Dopo il capitolo di Pentecoste del 1224 Francesco si ritirò con frate Leone sul monte della Verna per celebrarvi una quaresima in onore di san Michele Arcangelo. Lì, la tradizione dice il 17 settembre, Francesco avrebbe avuto la visione del serafino, al termine della quale nelle sue mani e nei piedi cominciarono a comparire gli stessi segni dei chiodi che aveva appena visto in quel misterioso uomo crocifisso (FF 485). L’episodio è confermato dall’annotazione di frate Leone sulla chartula autografa di Francesco (attualmente conservata in un reliquiario presso il Sacro Convento di Assisi): Il beato Francesco, due anni prima della sua morte, fece una quaresima sul monte della Verna…e la mano di Dio fu su di lui mediante la visione del serafino e l’impressione delle stimmate di Cristo nel suo corpo (FF p. 176 nota).
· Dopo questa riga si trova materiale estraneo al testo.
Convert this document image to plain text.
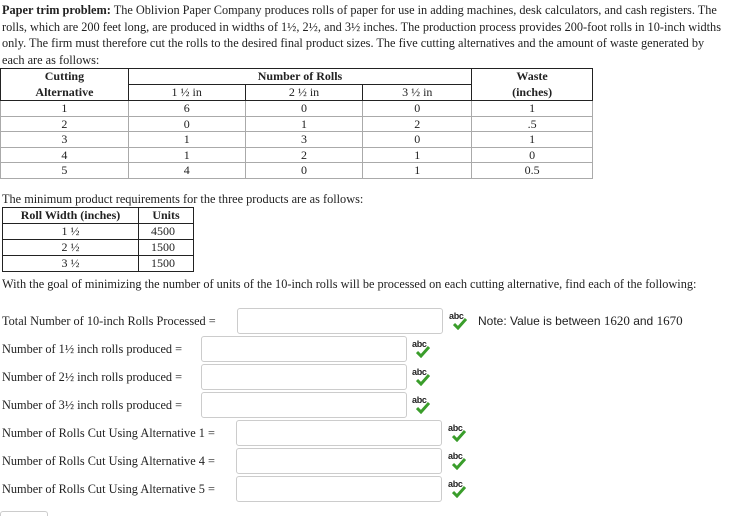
Paper trim problem: The Oblivion Paper Company produces rolls of paper for use in adding machines, desk calculators, and cash registers. The rolls, which are 200 feet long, are produced in widths of 1½, 2½, and 3½ inches. The production process provides 200-foot rolls in 10-inch widths only. The firm must therefore cut the rolls to the desired final product sizes. The five cutting alternatives and the amount of waste generated by each are as follows:
Cutting	Number of Rolls			Waste
Alternative	1 ½ in	2 ½ in	3 ½ in	(inches)
1	6	0	0	1
2	0	1	2	.5
3	1	3	0	1
4	1	2	1	0
5	4	0	1	0.5
The minimum product requirements for the three products are as follows:
Roll Width (inches)	Units
1 ½	4500
2 ½	1500
3 ½	1500
With the goal of minimizing the number of units of the 10-inch rolls will be processed on each cutting alternative, find each of the following:
Total Number of 10-inch Rolls Processed =	abc Note: Value is between 1620 and 1670
Number of 1½ inch rolls produced =	abc
Number of 2½ inch rolls produced =	abc
Number of 3½ inch rolls produced =	abc
Number of Rolls Cut Using Alternative 1 =	abc
Number of Rolls Cut Using Alternative 4 =	abc
Number of Rolls Cut Using Alternative 5 =	abc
Nell’ultimo biennio di vita di Francesco si colloca anche la composizione del Cantico di frate sole (o Cantico delle creature). Sono anni questi in cui Francesco è sempre più tribolato dalla malattia (soffriva di gravi disturbi al fegato e di un tracoma agli occhi). Quando le sue condizioni si aggravarono in maniera definitiva Francesco fu riportato alla Porziuncola, dove morì nella notte fra il 3 e il 4 ottobre 1226. Il giorno seguente il suo corpo, dopo una sosta presso San Damiano, fu portato in Assisi e venne sepolto nella chiesa di San Giorgio.
Frate Francesco d’Assisi fu canonizzato il 19 luglio 1228 da Papa Gregorio IX. Il 25 maggio 1230 la sua salma fu infine trasferita dalla chiesa di San Giorgio e tumulata nell’attuale Basilica di San Francesco fatta costruire celermente da frate Elia su incarico di Gregorio IX tra il 1228 e il 1230.